In D.C., Republicans say they want to "move on" from the events of Jan. 6. At the state level, it's a very different story.
Image: Stop the Steal rally
A supporter of President Donald Trump arrives for a rally on the Ellipse outside of the White House on Jan. 6, 2021.Alex Edelman / AFP - Getty Images file

Nikki Haley recently appeared on Fox News to argue against holding Donald Trump accountable for inciting the Jan. 6 attack on the Capitol. Though the former ambassador to the United Nations was willing to say the former president's actions were "not great," Haley soon added, "I mean, give the man a break. I mean, move on."

Around the same time, Sen. Ted Cruz (R-Texas) also appeared on Fox News and used similar phrasing. "[T]o coin a phrase, I think it's time to move on," the Republican senator said. "It's time to move on."

Most Republicans in D.C. have adopted the same posture: the attack was a whole month ago, and Trump's no longer in office, so why make a fuss about the former president attacking our democracy, trying to subvert our electoral process, and dispatching a violent mob on the Capitol?

But away from Capitol Hill, it's a different story.

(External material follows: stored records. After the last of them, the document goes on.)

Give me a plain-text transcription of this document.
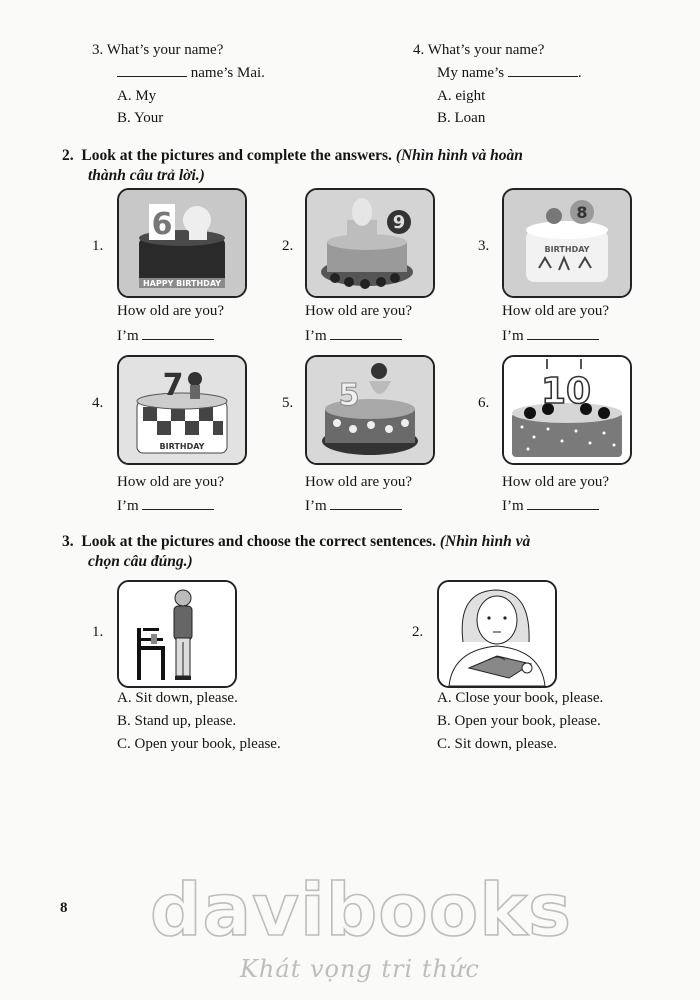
3. What’s your name?
name’s Mai.
A. My
B. Your
4. What’s your name?
My name’s	.
A. eight
B. Loan
2. Look at the pictures and complete the answers. (Nhìn hình và hoàn
thành câu trả lời.)
1.
6
HAPPY BIRTHDAY
How old are you?
I’m
2.
9
How old are you?
I’m
3.
8
BIRTHDAY
How old are you?
I’m
4. 7
BIRTHDAY
How old are you?
I’m
5. 5
How old are you?
I’m
6. 10
How old are you?
I’m
3. Look at the pictures and choose the correct sentences. (Nhìn hình và
chọn câu đúng.)
1.
A. Sit down, please.
B. Stand up, please.
C. Open your book, please.
2.
A. Close your book, please.
B. Open your book, please.
C. Sit down, please.
8 davibooks
Khát vọng tri thức
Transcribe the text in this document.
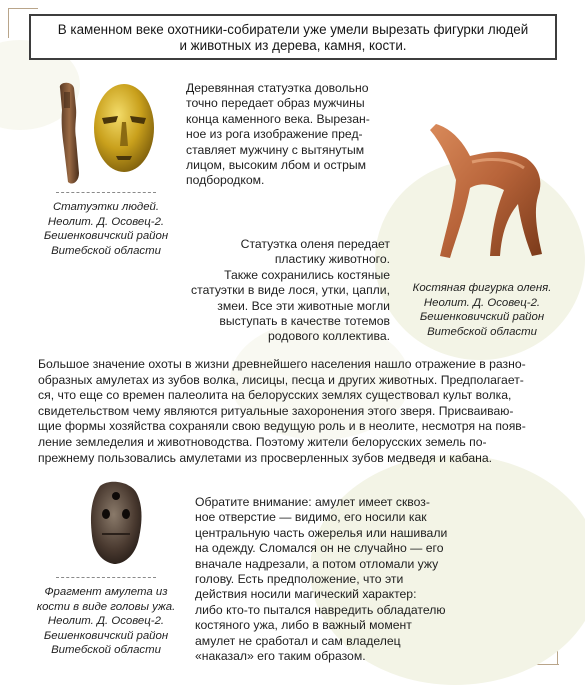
В каменном веке охотники-собиратели уже умели вырезать фигурки людей
и животных из дерева, камня, кости.
Статуэтки людей.
Неолит. Д. Осовец-2.
Бешенковичский район
Витебской области

Деревянная статуэтка довольно
точно передает образ мужчины
конца каменного века. Вырезан-
ное из рога изображение пред-
ставляет мужчину с вытянутым
лицом, высоким лбом и острым
подбородком.

Костяная фигурка оленя.
Неолит. Д. Осовец-2.
Бешенковичский район
Витебской области

Статуэтка оленя передает
пластику животного.
Также сохранились костяные
статуэтки в виде лося, утки, цапли,
змеи. Все эти животные могли
выступать в качестве тотемов
родового коллектива.

Большое значение охоты в жизни древнейшего населения нашло отражение в разно-
образных амулетах из зубов волка, лисицы, песца и других животных. Предполагает-
ся, что еще со времен палеолита на белорусских землях существовал культ волка,
свидетельством чему являются ритуальные захоронения этого зверя. Присваиваю-
щие формы хозяйства сохраняли свою ведущую роль и в неолите, несмотря на появ-
ление земледелия и животноводства. Поэтому жители белорусских земель по-
прежнему пользовались амулетами из просверленных зубов медведя и кабана.

Фрагмент амулета из
кости в виде головы ужа.
Неолит. Д. Осовец-2.
Бешенковичский район
Витебской области

Обратите внимание: амулет имеет сквоз-
ное отверстие — видимо, его носили как
центральную часть ожерелья или нашивали
на одежду. Сломался он не случайно — его
вначале надрезали, а потом отломали ужу
голову. Есть предположение, что эти
действия носили магический характер:
либо кто-то пытался навредить обладателю
костяного ужа, либо в важный момент
амулет не сработал и сам владелец
«наказал» его таким образом.
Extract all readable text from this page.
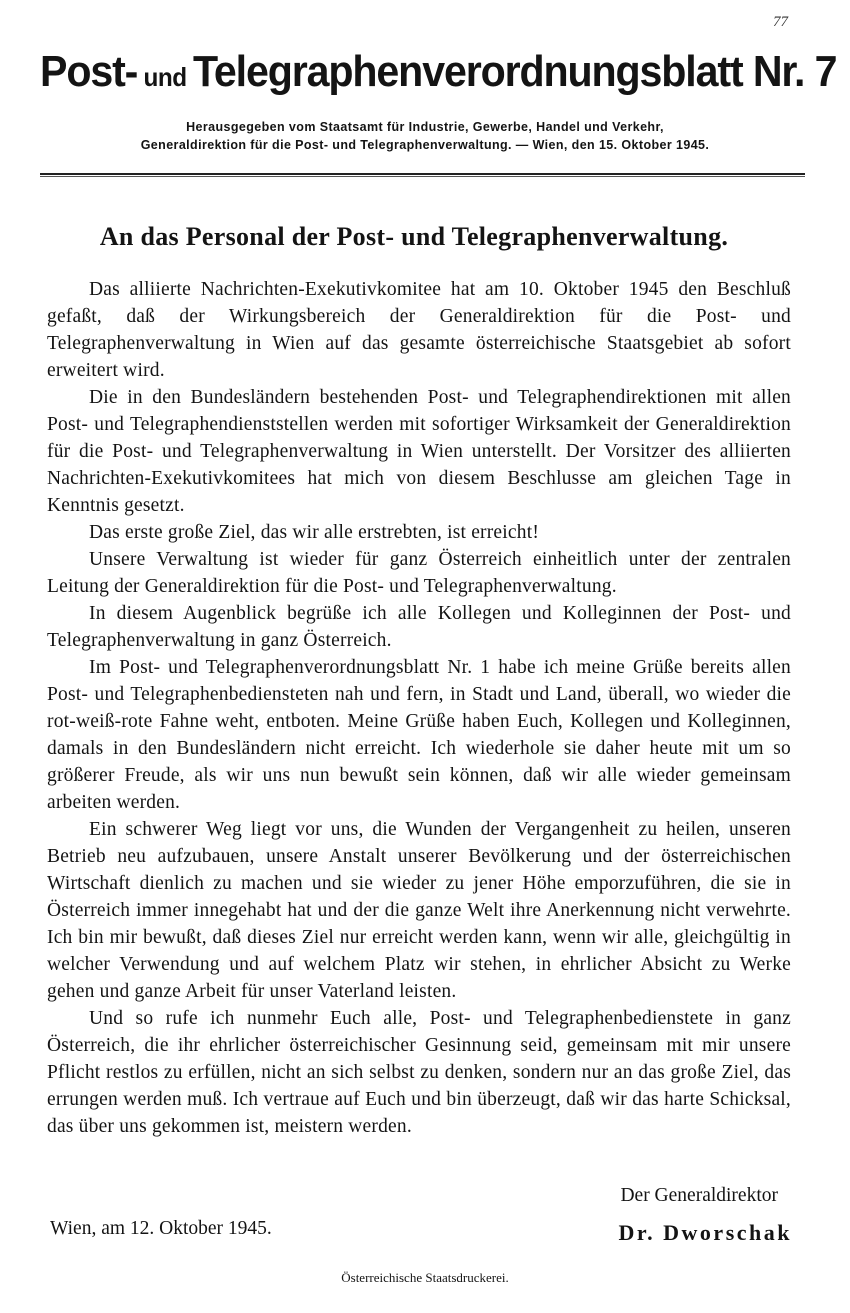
77
Post- und Telegraphenverordnungsblatt Nr. 7
Herausgegeben vom Staatsamt für Industrie, Gewerbe, Handel und Verkehr,
Generaldirektion für die Post- und Telegraphenverwaltung. — Wien, den 15. Oktober 1945.
An das Personal der Post- und Telegraphenverwaltung.

Das alliierte Nachrichten-Exekutivkomitee hat am 10. Oktober 1945 den Beschluß gefaßt, daß der Wirkungsbereich der Generaldirektion für die Post- und Telegraphenverwaltung in Wien auf das gesamte österreichische Staatsgebiet ab sofort erweitert wird.

Die in den Bundesländern bestehenden Post- und Telegraphendirektionen mit allen Post- und Telegraphendienststellen werden mit sofortiger Wirksamkeit der Generaldirektion für die Post- und Telegraphenverwaltung in Wien unterstellt. Der Vorsitzer des alliierten Nachrichten-Exekutivkomitees hat mich von diesem Beschlusse am gleichen Tage in Kenntnis gesetzt.

Das erste große Ziel, das wir alle erstrebten, ist erreicht!

Unsere Verwaltung ist wieder für ganz Österreich einheitlich unter der zentralen Leitung der Generaldirektion für die Post- und Telegraphenverwaltung.

In diesem Augenblick begrüße ich alle Kollegen und Kolleginnen der Post- und Telegraphenverwaltung in ganz Österreich.

Im Post- und Telegraphenverordnungsblatt Nr. 1 habe ich meine Grüße bereits allen Post- und Telegraphenbediensteten nah und fern, in Stadt und Land, überall, wo wieder die rot-weiß-rote Fahne weht, entboten. Meine Grüße haben Euch, Kollegen und Kolleginnen, damals in den Bundesländern nicht erreicht. Ich wiederhole sie daher heute mit um so größerer Freude, als wir uns nun bewußt sein können, daß wir alle wieder gemeinsam arbeiten werden.

Ein schwerer Weg liegt vor uns, die Wunden der Vergangenheit zu heilen, unseren Betrieb neu aufzubauen, unsere Anstalt unserer Bevölkerung und der österreichischen Wirtschaft dienlich zu machen und sie wieder zu jener Höhe emporzuführen, die sie in Österreich immer innegehabt hat und der die ganze Welt ihre Anerkennung nicht verwehrte. Ich bin mir bewußt, daß dieses Ziel nur erreicht werden kann, wenn wir alle, gleichgültig in welcher Verwendung und auf welchem Platz wir stehen, in ehrlicher Absicht zu Werke gehen und ganze Arbeit für unser Vaterland leisten.

Und so rufe ich nunmehr Euch alle, Post- und Telegraphenbedienstete in ganz Österreich, die ihr ehrlicher österreichischer Gesinnung seid, gemeinsam mit mir unsere Pflicht restlos zu erfüllen, nicht an sich selbst zu denken, sondern nur an das große Ziel, das errungen werden muß. Ich vertraue auf Euch und bin überzeugt, daß wir das harte Schicksal, das über uns gekommen ist, meistern werden.

Der Generaldirektor
Wien, am 12. Oktober 1945.	Dr. Dworschak
Österreichische Staatsdruckerei.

At the state level, Republicans aren't just resisting the idea that the political world should "move on"; they're still acting on the ridiculous idea that Trump's Big Lie is true.

In Nevada, for example, the state Republican Party is urging the public to call into state legislative meetings featuring Barbara Cegavske -- Nevada's Republican secretary of state, to ask why "no official is investigating illegal votes in Nevada."

In Michigan, it's worse.

Six Trump supporters from Michigan have been arrested in connection with the storming of the Capitol. One, a former Marine accused of beating a Capitol Police officer with a hockey stick, had previously joined armed militiamen in a protest organized by Michigan Republicans to try to disrupt ballot counting in Detroit. The chief organizer of that protest, Meshawn Maddock, on Saturday was elected co-chair of the state Republican Party — one of four die-hard Trump loyalists who won top posts.

And in Arizona, it's worse still.

In a surprise move Monday, the Arizona Senate voted to not hold the Maricopa County Board of Supervisors in contempt for failing to turn over voting machines and ballots from the November election. The vote was expected to pass with a Republican majority, but GOP Rep. Paul Boyer voted against the resolution, evening the tallies at 15 each and killing the resolution. If the vote would have passed, the five-member board consisting of just one Democrat could have been subject to immediate arrest.

If you missed last night's show, Rachel explained this story in unsettling detail, and it's every bit as ridiculous as it seems. A group of GOP state legislators were prepared to have local officials in Arizona's largest county arrested because they, in accordance with the law, protected ballots and voting machines from political interference.

Just barely, that effort fell short, though one Republican state senator responded by suggesting the public may take matters into their own hands. "So, public, do what you gotta do," state Sen. Kelly Townsend (R) said.

In too many instances, it doesn't appear that Republicans are looking to "move on" from the events of Jan. 6; it appears they're eager to build on the toxicity that led to the violent attack.